Source: www.statnews.com
Author: Michael D. Becker

In an era of $500,000 cancer treatments, you’d expect a vaccine series that costs about $300 and helps prevent several types of cancer to be popular with physicians, insurers, and consumers. It’s not, and, as a result, people are dying. I should know — I’m one of them.

The human papillomavirus (HPV) can cause changes in the body that lead to six cancers: cervical, vaginal, and vulvar cancer in women; penile cancer in men; and anal cancer in both women and men. It can also cause oropharyngeal cancer — cancer in the back of the throat, including the base of the tongue and tonsils — in both sexes. In the U.S., approximately 30,000 new cancers attributable to HPV are diagnosed each year.

In 2006, the first vaccine became available to protect against HPV infection. I was 38 years old at the time, well above the upper age limit of 26 the Centers for Disease Control and Prevention recommends for getting the vaccine. Ideally it should be given before the teen years, but can be given up to age 26.

Uptake of the HPV vaccine in the U.S. is abysmal, with just 49 percent of girls and 37 percent of boys having received the recommended HPV vaccination series.
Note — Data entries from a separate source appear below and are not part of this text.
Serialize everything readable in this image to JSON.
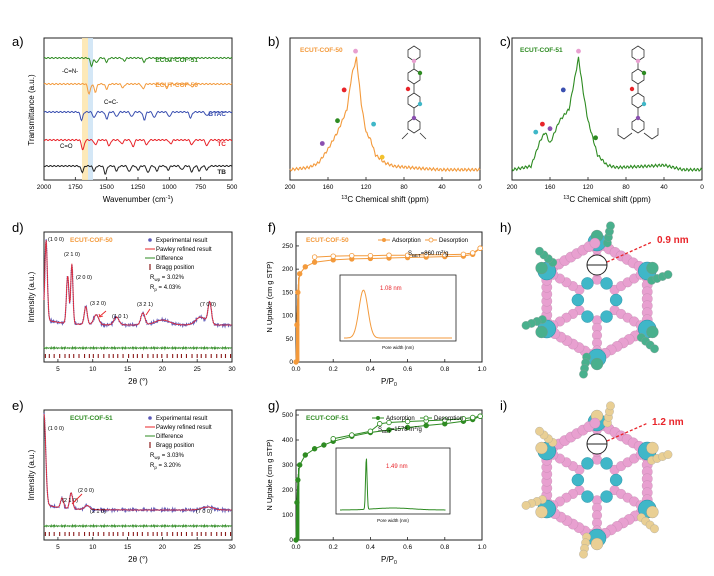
{
  "panel_labels": [
    "a)",
    "b)",
    "c)",
    "d)",
    "e)",
    "f)",
    "g)",
    "h)",
    "i)"
  ],
  "colors": {
    "green": "#2e8b22",
    "orange": "#f39a3c",
    "blue": "#3a4fb0",
    "red": "#e8242a",
    "black": "#222222",
    "brick": "#8b1a1a",
    "pink": "#e8a0d0",
    "cyan": "#3fb7c8",
    "teal": "#49b08d",
    "tan": "#e9cf94",
    "purple": "#8a4fb0"
  },
  "panel_a": {
    "xlabel": "Wavenumber (cm",
    "xlabel_sup": "-1",
    "xlabel_end": ")",
    "ylabel": "Transmittance (a.u.)",
    "ticks": [
      "2000",
      "1750",
      "1500",
      "1250",
      "1000",
      "750",
      "500"
    ],
    "labels": [
      "ECUT-COF-51",
      "ECUT-COF-50",
      "BTAC",
      "TC",
      "TB"
    ],
    "annotations": [
      "-C=N-",
      "C=C-",
      "C=O"
    ]
  },
  "panel_b": {
    "title": "ECUT-COF-50",
    "xlabel": "C Chemical shift (ppm)",
    "xlabel_sup": "13",
    "ticks": [
      "200",
      "160",
      "120",
      "80",
      "40",
      "0"
    ]
  },
  "panel_c": {
    "title": "ECUT-COF-51",
    "xlabel": "C Chemical shift (ppm)",
    "xlabel_sup": "13",
    "ticks": [
      "200",
      "160",
      "120",
      "80",
      "40",
      "0"
    ]
  },
  "panel_d": {
    "title": "ECUT-COF-50",
    "legend": [
      "Experimental result",
      "Pawley refined result",
      "Difference",
      "Bragg position"
    ],
    "rwp": "R",
    "rwp_sub": "wp",
    "rwp_val": " = 3.02%",
    "rp": "R",
    "rp_sub": "p",
    "rp_val": " = 4.03%",
    "peaks": [
      "(1 0 0)",
      "(2 1 0)",
      "(2 0 0)",
      "(3 2 0)",
      "(1 0 1)",
      "(3 2 1)",
      "(7 0 0)"
    ],
    "xlabel": "2θ (°)",
    "ylabel": "Intensity (a.u.)",
    "ticks": [
      "5",
      "10",
      "15",
      "20",
      "25",
      "30"
    ]
  },
  "panel_e": {
    "title": "ECUT-COF-51",
    "legend": [
      "Experimental result",
      "Pawley refined result",
      "Difference",
      "Bragg position"
    ],
    "rwp": "R",
    "rwp_sub": "wp",
    "rwp_val": " = 3.03%",
    "rp": "R",
    "rp_sub": "p",
    "rp_val": " = 3.20%",
    "peaks": [
      "(1 0 0)",
      "(2 1 0)",
      "(2 0 0)",
      "(2 1 0)",
      "(7 0 0)"
    ],
    "xlabel": "2θ (°)",
    "ylabel": "Intensity (a.u.)",
    "ticks": [
      "5",
      "10",
      "15",
      "20",
      "25",
      "30"
    ]
  },
  "panel_f": {
    "title": "ECUT-COF-50",
    "legend": [
      "Adsorption",
      "Desorption"
    ],
    "bet": "S",
    "bet_sub": "BET",
    "bet_val": "=860 m",
    "bet_unit_sup": "2",
    "bet_unit_end": "/g",
    "xlabel": "P/P",
    "xlabel_sub": "0",
    "ylabel": "N  Uptake (cm  g  STP)",
    "yticks": [
      "0",
      "50",
      "100",
      "150",
      "200",
      "250"
    ],
    "xticks": [
      "0.0",
      "0.2",
      "0.4",
      "0.6",
      "0.8",
      "1.0"
    ],
    "inset_label": "1.08 nm",
    "inset_xlabel": "Pore width (nm)"
  },
  "panel_g": {
    "title": "ECUT-COF-51",
    "legend": [
      "Adsorption",
      "Desorption"
    ],
    "bet": "S",
    "bet_sub": "BET",
    "bet_val": "=1578 m",
    "bet_unit_sup": "2",
    "bet_unit_end": "/g",
    "xlabel": "P/P",
    "xlabel_sub": "0",
    "ylabel": "N  Uptake (cm  g  STP)",
    "yticks": [
      "0",
      "100",
      "200",
      "300",
      "400",
      "500"
    ],
    "xticks": [
      "0.0",
      "0.2",
      "0.4",
      "0.6",
      "0.8",
      "1.0"
    ],
    "inset_label": "1.49 nm",
    "inset_xlabel": "Pore width (nm)"
  },
  "panel_h": {
    "label": "0.9 nm"
  },
  "panel_i": {
    "label": "1.2 nm"
  },
  "chart_data": [
    {
      "type": "line",
      "panel": "a",
      "x_range": [
        2000,
        500
      ],
      "series_names": [
        "ECUT-COF-51",
        "ECUT-COF-50",
        "BTAC",
        "TC",
        "TB"
      ]
    },
    {
      "type": "line",
      "panel": "b",
      "x": [
        200,
        180,
        170,
        160,
        150,
        140,
        135,
        130,
        125,
        120,
        115,
        110,
        100,
        90,
        60,
        40,
        0
      ],
      "y": [
        0.02,
        0.04,
        0.08,
        0.2,
        0.35,
        0.55,
        0.85,
        1.0,
        0.6,
        0.35,
        0.28,
        0.15,
        0.08,
        0.05,
        0.03,
        0.02,
        0.02
      ]
    },
    {
      "type": "line",
      "panel": "c",
      "x": [
        200,
        180,
        170,
        165,
        160,
        150,
        140,
        130,
        125,
        120,
        115,
        110,
        100,
        90,
        60,
        40,
        20,
        0
      ],
      "y": [
        0.02,
        0.05,
        0.28,
        0.35,
        0.25,
        0.45,
        0.55,
        1.0,
        0.7,
        0.45,
        0.3,
        0.15,
        0.06,
        0.04,
        0.05,
        0.06,
        0.02,
        0.02
      ]
    },
    {
      "type": "line",
      "panel": "d",
      "x_range": [
        3,
        30
      ],
      "peaks_2theta": [
        3.3,
        6.5,
        7.0,
        10.4,
        13.5,
        17.2,
        26.8
      ]
    },
    {
      "type": "line",
      "panel": "e",
      "x_range": [
        3,
        30
      ],
      "peaks_2theta": [
        3.0,
        5.5,
        6.9,
        9.2,
        26.5
      ]
    },
    {
      "type": "line",
      "panel": "f",
      "x_range": [
        0,
        1.0
      ],
      "y_range": [
        0,
        280
      ],
      "series": [
        {
          "name": "Adsorption",
          "x": [
            0.0,
            0.005,
            0.01,
            0.02,
            0.05,
            0.1,
            0.2,
            0.3,
            0.4,
            0.5,
            0.6,
            0.7,
            0.8,
            0.9,
            0.95,
            0.99
          ],
          "y": [
            0,
            80,
            150,
            190,
            205,
            215,
            220,
            222,
            223,
            224,
            225,
            226,
            227,
            228,
            232,
            245
          ]
        },
        {
          "name": "Desorption",
          "x": [
            0.99,
            0.95,
            0.9,
            0.8,
            0.7,
            0.6,
            0.5,
            0.4,
            0.3,
            0.2,
            0.1
          ],
          "y": [
            245,
            235,
            232,
            231,
            231,
            230,
            230,
            229,
            229,
            228,
            226
          ]
        }
      ],
      "inset_peak_nm": 1.08
    },
    {
      "type": "line",
      "panel": "g",
      "x_range": [
        0,
        1.0
      ],
      "y_range": [
        0,
        520
      ],
      "series": [
        {
          "name": "Adsorption",
          "x": [
            0.0,
            0.005,
            0.01,
            0.02,
            0.05,
            0.1,
            0.15,
            0.2,
            0.3,
            0.4,
            0.5,
            0.6,
            0.7,
            0.8,
            0.9,
            0.95,
            0.99
          ],
          "y": [
            0,
            150,
            240,
            300,
            340,
            365,
            380,
            395,
            415,
            430,
            440,
            450,
            458,
            465,
            475,
            482,
            495
          ]
        },
        {
          "name": "Desorption",
          "x": [
            0.99,
            0.95,
            0.9,
            0.8,
            0.7,
            0.6,
            0.5,
            0.45,
            0.4,
            0.3,
            0.2
          ],
          "y": [
            495,
            490,
            485,
            480,
            477,
            474,
            470,
            465,
            435,
            420,
            405
          ]
        }
      ],
      "inset_peak_nm": 1.49
    }
  ]
}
Individuals who oppose the use of vaccines argue that safety concerns should preclude the use of the HPV vaccine. I disagree. The safety and effectiveness of this vaccine to protect against cancer-causing strains of the HPV virus have been unquestionably proven. Others point to side effects of the HPV vaccine as a reason not to vaccinate young Americans. These may include pain, swelling, redness, itching, bruising, bleeding, or a lump at the injection site as well as headache, fever, nausea, dizziness, tiredness, diarrhea, abdominal pain, and sore throat. Most people who get the vaccine experience no side effects from it other than the pain that accompanies most shots.

Missing from the discussion are the risks of not getting the vaccine. As someone with HPV-related oropharyngeal cancer, I can describe a few of them. And I can say with certainty I would gladly have experienced any of the vaccine-related side effects rather than the dozen or so “side effects” of the cancer and its treatment that I’m living with. I’ve illustrated them on the image below.

Some of these side effects, like hair loss, aren’t hazardous. Others are. I’ve spent time in an intensive care unit for my rapid heart rate, and have had to go to the emergency department several times for my pleural effusion and other issues. All of these pale beside the biggest “side effect” — a terminal disease that will eventually take my life.

I urge all parents to talk to your child’s doctor about the HPV vaccine. I wish my parents had that opportunity when I was young, as it could have prevented the cancer that’s killing me.